Post-Tour Reflection

by Phil Svoboda, 1992 and 2017 Tour des Trees rider

As I engage my thinking, I am in a constant search for words to describe experiences and feelings of the events within my life. As I search for the words related to my recent bicycling adventure “Tour des Trees” I came upon this quote by William Blake: “The tree which moves some to tears of joy is in the eyes of others only a green thing that stands in the way.” It is a remarkable experience to be among dedicated scientist and experts. The power and energy generated by the dedication of the many professionals was like standing in the flow of great Zen energy. There are many words of positive praise that come to mind; in some ways I become overwhelmed with choosing the right words or phrases.
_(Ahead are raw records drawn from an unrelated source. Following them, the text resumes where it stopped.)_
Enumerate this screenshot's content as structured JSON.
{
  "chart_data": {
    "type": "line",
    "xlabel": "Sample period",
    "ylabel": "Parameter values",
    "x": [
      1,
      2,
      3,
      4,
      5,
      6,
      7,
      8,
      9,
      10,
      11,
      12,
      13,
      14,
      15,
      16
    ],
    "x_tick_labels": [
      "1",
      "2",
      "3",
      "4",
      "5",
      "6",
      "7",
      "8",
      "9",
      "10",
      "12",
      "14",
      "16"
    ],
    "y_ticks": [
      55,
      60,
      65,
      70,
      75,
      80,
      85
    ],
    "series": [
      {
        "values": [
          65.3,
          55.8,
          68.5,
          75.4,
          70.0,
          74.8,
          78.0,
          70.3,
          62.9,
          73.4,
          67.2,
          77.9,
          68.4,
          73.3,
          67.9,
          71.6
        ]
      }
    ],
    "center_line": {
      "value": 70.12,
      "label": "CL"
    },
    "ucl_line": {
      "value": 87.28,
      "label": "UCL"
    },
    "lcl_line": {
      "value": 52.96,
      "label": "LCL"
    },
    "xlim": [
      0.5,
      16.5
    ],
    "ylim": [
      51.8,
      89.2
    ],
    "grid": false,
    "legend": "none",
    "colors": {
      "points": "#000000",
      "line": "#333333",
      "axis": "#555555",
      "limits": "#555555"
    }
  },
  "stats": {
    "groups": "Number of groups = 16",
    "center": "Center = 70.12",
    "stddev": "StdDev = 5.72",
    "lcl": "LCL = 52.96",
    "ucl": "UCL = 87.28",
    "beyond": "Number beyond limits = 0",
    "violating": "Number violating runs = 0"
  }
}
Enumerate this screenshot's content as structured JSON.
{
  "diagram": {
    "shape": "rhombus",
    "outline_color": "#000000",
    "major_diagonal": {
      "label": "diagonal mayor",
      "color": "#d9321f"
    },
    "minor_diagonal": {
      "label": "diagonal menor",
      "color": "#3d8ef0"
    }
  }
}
I came away from 2017 version of the ride with similar emotions that I had in 1992, but naturally with somewhat less intensity as that first monumental endeavor. I met and developed new friends, learned many new and valuable lessons about cycling, gained further appreciation for trees, and rejoiced for my personal accomplishment and the accomplishments of the tour as a whole. In 1992, I shared with Jim Clark my feelings that the most difficult part of the ride was ending it. A week long bicycle ride for me is blissful and as close to paradise that I can imagine.

Thus I end with this very simple quote from Winnie the Pooh; “How lucky I am to have something that makes saying goodbye so hard.”


Reflective analogy:

25 years ago a seed was planted by a couple of visionary arborists and that seed has taken root, bloomed, has been nourished in fertile soil and has become an established entity standing tall and mighty. As it continues to grow, it bears many fruits for the benefit of education and research.

An After Thought:

John Lennon wrote a song titled “Watching the Wheels.” I distinctly recall the line “People say I am crazy for doing what I am doing.” As I reflect about the adventure “Tour des Trees” I also recall the expressions that some people thought that I was “off my nut” or “out of my tree” to want to ride my bicycle such long distances. This tour combines all the best of these ideas; wheels turning round and round combined with people who have a keen interest in nuts and trees!